Military Sleeping Bag
The next item I found was a military grade sleeping bag liner for just $39.95! This is a sleeping bag unto itself and it’s good down to about ten degrees. This is part of a sleep system that can be used in different configurations. The whole thing is about $150 and if it’s as warm as the older style bags I used when I was on active duty I can assure you from first-hand experience that you will stay warm in temperatures down to –40 degrees. I spent a couple of weeks in Minnesota and then a month sleeping outside in Norway (the country) and never got cold while I was in that bag. The reviews indicate that it’s a very warm bag and it comes with a bivy. I’ve got about five sleeping bags, but I’m sorely tempted to dish out the cash for this sytem.
The Arctic Canteen
I’ve never used one of these canteens and I’m looking forward to giving it a try. If I remember correctly in my early days of cold weather training we used the standard plastic canteens, which froze up like rocks no matter what we did.
A couple of quick notes about this canteen… instead of a screw cap it’s got a cap that plugs in instead. The cap is plastic and where it plugs in is made from rubber, which will ensure that your lips don’t stick to the canteen (I hate it when that happens) and that the cap won’t freeze to the metal of the canteen itself.
The only downside I can see so far is that it’s heavy, but winter gear tends to be that way. Suck it up!
I won’t go into much detail now because I haven’t had a chance to test these items in field conditions yet, but as soon as I do I’ll let you know how they worked out.
If you have experience with this canteen please leave a comment below. I’ve got a cold weather case for a Nalgene bottle, but when the temp drops below ten degrees or so it starts to freeze up if you let it sit for awhile.
Thoughts About Gear
Military grade gear tends to run heavier than the ultra-light high tech expensive gear you can buy at the trendy outdoor stores, which is important if your bug-out plan involves a long hike, but there are several advantages to using it:
First, it’s been tested under some of the harshest climates in the world and it’s proven to work. If it doesn’t pass muster it doesn’t get used.

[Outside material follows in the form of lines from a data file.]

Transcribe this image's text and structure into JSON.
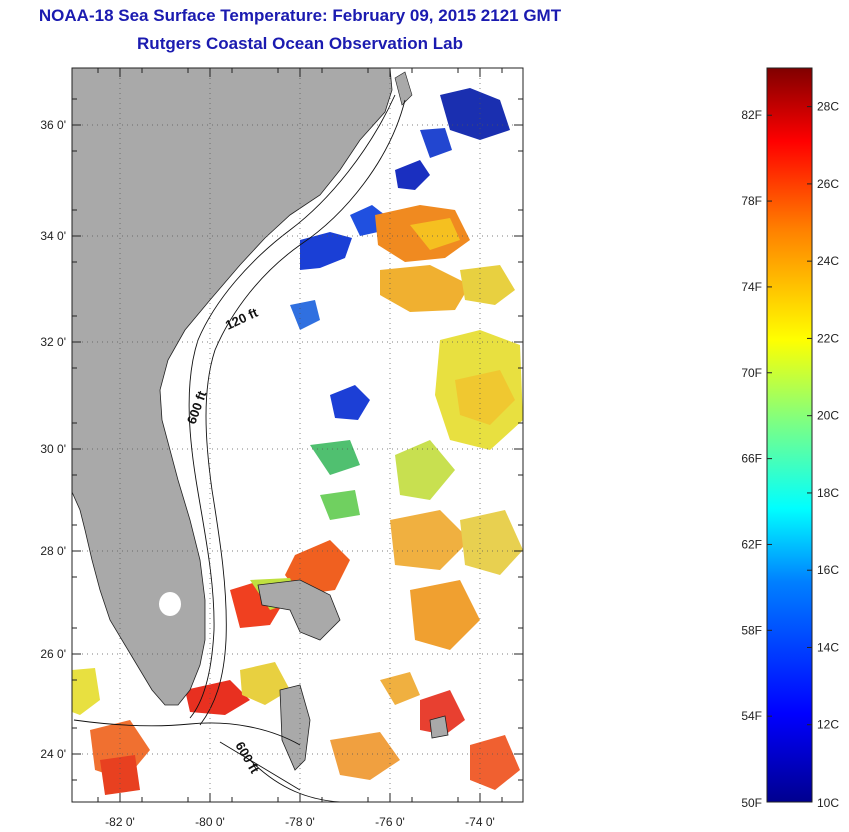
{
  "title": "NOAA-18 Sea Surface Temperature:  February 09, 2015 2121 GMT",
  "subtitle": "Rutgers Coastal Ocean Observation Lab",
  "map": {
    "lat_range": [
      23,
      37
    ],
    "lon_range": [
      -83,
      -73
    ],
    "lat_ticks": [
      "24 0'",
      "26 0'",
      "28 0'",
      "30 0'",
      "32 0'",
      "34 0'",
      "36 0'"
    ],
    "lon_ticks": [
      "-82 0'",
      "-80 0'",
      "-78 0'",
      "-76 0'",
      "-74 0'"
    ],
    "contour_labels": [
      "120 ft",
      "600 ft",
      "600 ft"
    ],
    "land_color": "#a9a9a9"
  },
  "colorbar": {
    "min_c": 10,
    "max_c": 29,
    "f_labels": [
      "82F",
      "78F",
      "74F",
      "70F",
      "66F",
      "62F",
      "58F",
      "54F",
      "50F"
    ],
    "c_labels": [
      "28C",
      "26C",
      "24C",
      "22C",
      "20C",
      "18C",
      "16C",
      "14C",
      "12C",
      "10C"
    ]
  }
}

Second, it’s usually a lot cheaper than the trendy gear. Don’t get me wrong, I have no problem with the trendy stores and high-tech gear. With some of my winter hobbies I need the lightest stuff I can get, but I pay the price for it!
And third, you can buy most of what you need for a bug-out bag in one place. No traveling from store to store as long as your local Army/Navy is fairly well stocked.
Did I mention it’s cheaper?
Have you ever shopped at an Army/Navy store?